On connaît l’échec de l’importation des techniques de gymnastique matinale des entreprises japonaises ou coréennes. Sans une remise en question du modèle d’organisation du travail et un changement du système de croyance des acteurs de l’entreprise, il n’y a aucune chance de modifier les pratiques.

DE LA PLEINE CONSCIENCE PAR L’ANALYSE DE PRATIQUES

Pourtant il existe une technique qui poursuit les mêmes buts mais en se servant de l’expérience des participants comme matière : c’est l’analyse de pratiques[6].

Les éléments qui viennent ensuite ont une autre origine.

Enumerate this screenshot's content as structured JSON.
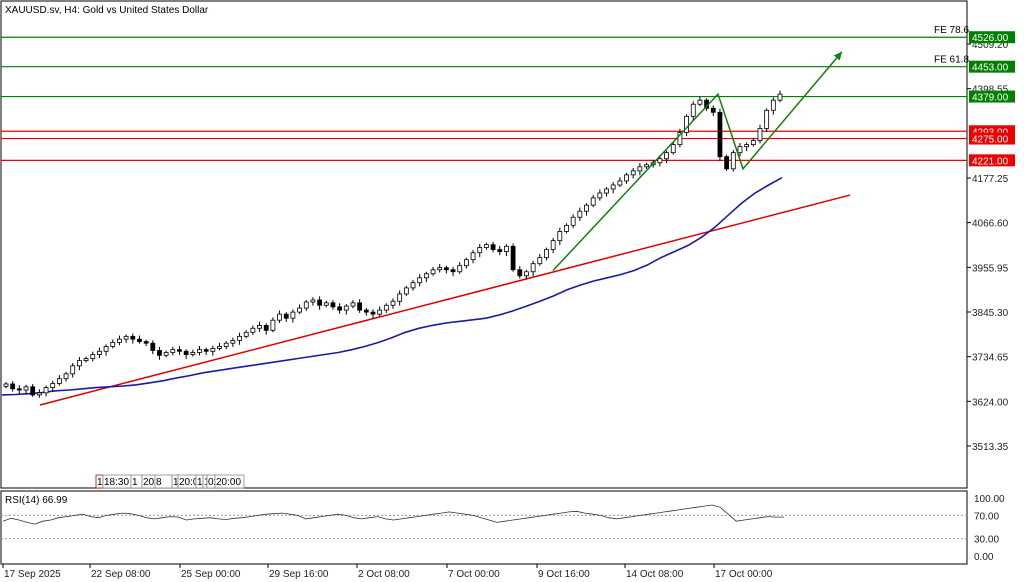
{
  "symbol_title": "XAUUSD.sv, H4:  Gold vs United States Dollar",
  "rsi_title": "RSI(14) 66.99",
  "chart_data": {
    "type": "candlestick",
    "symbol": "XAUUSD.sv",
    "timeframe": "H4",
    "ylim": [
      3440,
      4560
    ],
    "y_ticks": [
      "4509.20",
      "4398.55",
      "4177.25",
      "4066.60",
      "3955.95",
      "3845.30",
      "3734.65",
      "3624.00",
      "3513.35"
    ],
    "x_ticks": [
      "17 Sep 2025",
      "22 Sep 08:00",
      "25 Sep 00:00",
      "29 Sep 16:00",
      "2 Oct 08:00",
      "7 Oct 00:00",
      "9 Oct 16:00",
      "14 Oct 08:00",
      "17 Oct 00:00"
    ],
    "price_levels": [
      {
        "value": 4526.0,
        "label": "4526.00",
        "color": "#008000",
        "fe": "FE 78.6"
      },
      {
        "value": 4453.0,
        "label": "4453.00",
        "color": "#008000",
        "fe": "FE 61.8"
      },
      {
        "value": 4379.0,
        "label": "4379.00",
        "color": "#008000",
        "fe": ""
      },
      {
        "value": 4293.0,
        "label": "4293.00",
        "color": "#ee0000",
        "fe": ""
      },
      {
        "value": 4275.0,
        "label": "4275.00",
        "color": "#ee0000",
        "fe": ""
      },
      {
        "value": 4221.0,
        "label": "4221.00",
        "color": "#ee0000",
        "fe": ""
      }
    ],
    "session_labels": [
      "1",
      "18:30",
      "1",
      "20:0",
      "8",
      "1",
      "20:0",
      "1",
      "1",
      "02:50",
      "20:00"
    ],
    "closes": [
      3667,
      3655,
      3652,
      3660,
      3640,
      3645,
      3658,
      3668,
      3680,
      3692,
      3712,
      3725,
      3730,
      3740,
      3748,
      3760,
      3770,
      3778,
      3785,
      3778,
      3772,
      3768,
      3750,
      3738,
      3745,
      3752,
      3748,
      3740,
      3745,
      3752,
      3748,
      3755,
      3760,
      3768,
      3775,
      3785,
      3795,
      3805,
      3812,
      3800,
      3825,
      3840,
      3830,
      3845,
      3855,
      3870,
      3875,
      3862,
      3868,
      3858,
      3850,
      3860,
      3868,
      3850,
      3845,
      3840,
      3850,
      3862,
      3872,
      3890,
      3905,
      3918,
      3930,
      3940,
      3950,
      3955,
      3950,
      3945,
      3960,
      3975,
      3992,
      4005,
      4012,
      4000,
      3995,
      4008,
      3950,
      3935,
      3945,
      3965,
      3980,
      4000,
      4022,
      4045,
      4060,
      4080,
      4095,
      4110,
      4128,
      4140,
      4150,
      4160,
      4170,
      4185,
      4195,
      4205,
      4210,
      4215,
      4225,
      4240,
      4260,
      4290,
      4330,
      4360,
      4370,
      4350,
      4340,
      4230,
      4200,
      4240,
      4255,
      4260,
      4270,
      4300,
      4345,
      4370,
      4385
    ],
    "ma_series": {
      "name": "",
      "color": "#1a1aa8",
      "values": [
        3640,
        3641,
        3643,
        3646,
        3650,
        3652,
        3655,
        3658,
        3660,
        3662,
        3665,
        3670,
        3675,
        3682,
        3688,
        3695,
        3700,
        3705,
        3710,
        3715,
        3720,
        3725,
        3730,
        3735,
        3740,
        3745,
        3752,
        3760,
        3770,
        3782,
        3795,
        3805,
        3812,
        3818,
        3822,
        3826,
        3830,
        3838,
        3848,
        3860,
        3872,
        3885,
        3900,
        3912,
        3922,
        3930,
        3938,
        3948,
        3962,
        3980,
        3995,
        4010,
        4030,
        4055,
        4085,
        4115,
        4140,
        4160,
        4178
      ]
    },
    "rsi": {
      "period": 14,
      "value": 66.99,
      "ylim": [
        0,
        100
      ],
      "levels": [
        70,
        30
      ],
      "tick_labels": [
        "100.00",
        "70.00",
        "30.00",
        "0.00"
      ],
      "values": [
        60,
        65,
        62,
        58,
        55,
        60,
        62,
        66,
        68,
        70,
        72,
        68,
        66,
        70,
        72,
        74,
        73,
        70,
        66,
        64,
        66,
        68,
        67,
        62,
        64,
        65,
        66,
        64,
        63,
        65,
        66,
        68,
        70,
        72,
        73,
        74,
        72,
        70,
        64,
        66,
        68,
        70,
        72,
        70,
        66,
        64,
        66,
        68,
        64,
        62,
        64,
        66,
        68,
        70,
        72,
        74,
        76,
        74,
        72,
        70,
        66,
        62,
        58,
        60,
        62,
        64,
        66,
        68,
        70,
        72,
        74,
        76,
        77,
        74,
        72,
        70,
        66,
        64,
        66,
        68,
        70,
        72,
        74,
        76,
        78,
        80,
        82,
        84,
        86,
        88,
        84,
        72,
        60,
        62,
        64,
        66,
        68,
        67,
        67
      ]
    }
  }
}
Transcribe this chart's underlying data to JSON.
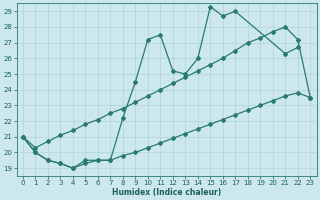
{
  "xlabel": "Humidex (Indice chaleur)",
  "xlim": [
    -0.5,
    23.5
  ],
  "ylim": [
    18.5,
    29.5
  ],
  "xticks": [
    0,
    1,
    2,
    3,
    4,
    5,
    6,
    7,
    8,
    9,
    10,
    11,
    12,
    13,
    14,
    15,
    16,
    17,
    18,
    19,
    20,
    21,
    22,
    23
  ],
  "yticks": [
    19,
    20,
    21,
    22,
    23,
    24,
    25,
    26,
    27,
    28,
    29
  ],
  "bg_color": "#cce8ec",
  "line_color": "#2a7a6e",
  "grid_color": "#aed4d8",
  "jagged_x": [
    0,
    1,
    2,
    3,
    4,
    5,
    6,
    7,
    8,
    9,
    10,
    11,
    12,
    13,
    14,
    15,
    16,
    17,
    21,
    22
  ],
  "jagged_y": [
    21.0,
    20.0,
    19.5,
    19.3,
    19.0,
    19.5,
    19.5,
    19.5,
    22.2,
    24.5,
    27.2,
    27.5,
    25.2,
    25.0,
    26.0,
    29.3,
    28.7,
    29.0,
    26.3,
    26.7
  ],
  "upper_x": [
    0,
    1,
    2,
    3,
    4,
    5,
    6,
    7,
    8,
    9,
    10,
    11,
    12,
    13,
    14,
    15,
    16,
    17,
    18,
    19,
    20,
    21,
    22,
    23
  ],
  "upper_y": [
    21.0,
    20.3,
    20.7,
    21.1,
    21.4,
    21.8,
    22.1,
    22.5,
    22.8,
    23.2,
    23.6,
    24.0,
    24.4,
    24.8,
    25.2,
    25.6,
    26.0,
    26.5,
    27.0,
    27.3,
    27.7,
    28.0,
    27.2,
    23.5
  ],
  "lower_x": [
    0,
    1,
    2,
    3,
    4,
    5,
    6,
    7,
    8,
    9,
    10,
    11,
    12,
    13,
    14,
    15,
    16,
    17,
    18,
    19,
    20,
    21,
    22,
    23
  ],
  "lower_y": [
    21.0,
    20.0,
    19.5,
    19.3,
    19.0,
    19.3,
    19.5,
    19.5,
    19.8,
    20.0,
    20.3,
    20.6,
    20.9,
    21.2,
    21.5,
    21.8,
    22.1,
    22.4,
    22.7,
    23.0,
    23.3,
    23.6,
    23.8,
    23.5
  ]
}
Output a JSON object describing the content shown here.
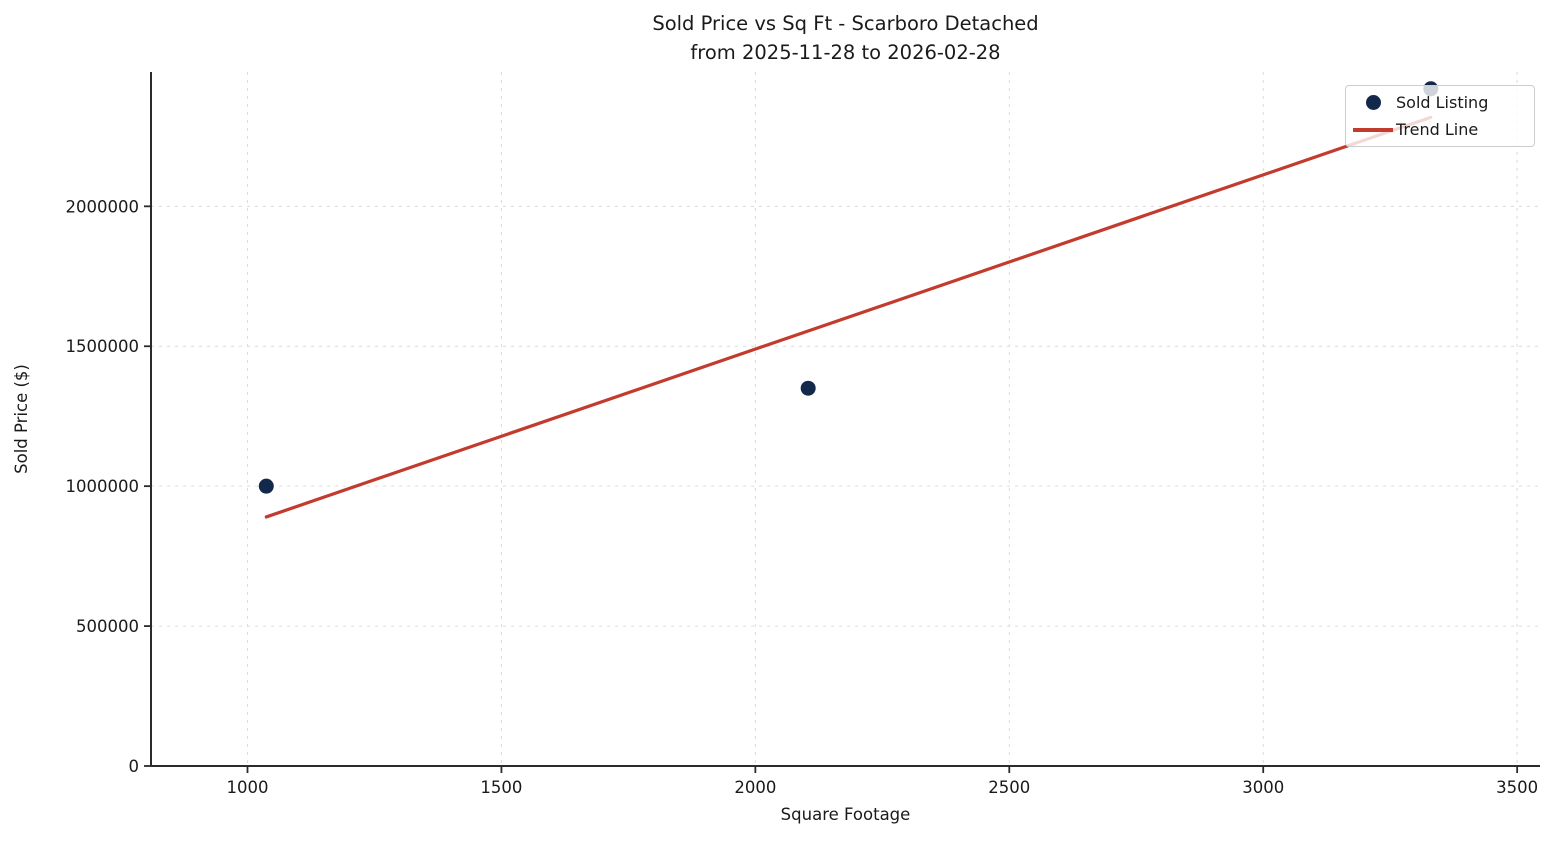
{
  "figure": {
    "background": "#ffffff"
  },
  "chart_data": {
    "type": "scatter",
    "title": "Sold Price vs Sq Ft - Scarboro Detached",
    "subtitle": "from 2025-11-28 to 2026-02-28",
    "xlabel": "Square Footage",
    "ylabel": "Sold Price ($)",
    "xlim": [
      810,
      3545
    ],
    "ylim": [
      0,
      2480000
    ],
    "x_ticks": [
      1000,
      1500,
      2000,
      2500,
      3000,
      3500
    ],
    "y_ticks": [
      0,
      500000,
      1000000,
      1500000,
      2000000
    ],
    "grid": true,
    "legend": {
      "position": "upper right",
      "entries": [
        {
          "label": "Sold Listing",
          "marker": "dot",
          "color": "#13294b"
        },
        {
          "label": "Trend Line",
          "marker": "line",
          "color": "#c23b2c"
        }
      ]
    },
    "series": [
      {
        "name": "Sold Listing",
        "type": "scatter",
        "color": "#13294b",
        "points": [
          {
            "sqft": 1037,
            "price": 1000000
          },
          {
            "sqft": 2104,
            "price": 1350000
          },
          {
            "sqft": 3330,
            "price": 2420000
          }
        ]
      },
      {
        "name": "Trend Line",
        "type": "line",
        "color": "#c23b2c",
        "points": [
          {
            "sqft": 1037,
            "price": 890000
          },
          {
            "sqft": 3330,
            "price": 2318000
          }
        ]
      }
    ],
    "colors": {
      "scatter": "#13294b",
      "trend": "#c23b2c",
      "grid": "#dcdcdc",
      "spine": "#2b2b2b",
      "text": "#1a1a1a",
      "legend_border": "#cccccc",
      "legend_background": "rgba(255,255,255,0.8)"
    }
  }
}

Ca fait moins rêver à priori que l’exotisme mystérieux de mindfullness mais c’est une technique qui permet sur du long terme de proposer un exercice à la portée des acteurs de l’entreprise pour :

  • Les aider à prendre du recul pour compenser l’incontournable nez dans le guidon auquel condamne le travail.
  • développer des capacités d’attentions consciente[7]
  •  A amener l’individu à se recueillir dans le sens de se réunir, se rassembler pour compenser la dispersion de l’identité, du soi, que représente la pression du travail et la dispersion de l’énergie dans le travail.
  • A faire communauté avec ses pairs pour compenser l’incitation à la compétition et la perte du collectif qu’engendre l’organisation taylorienne du travail. Travailler sur son identité individuelle et collective. Entretenir sa santé professionnelle.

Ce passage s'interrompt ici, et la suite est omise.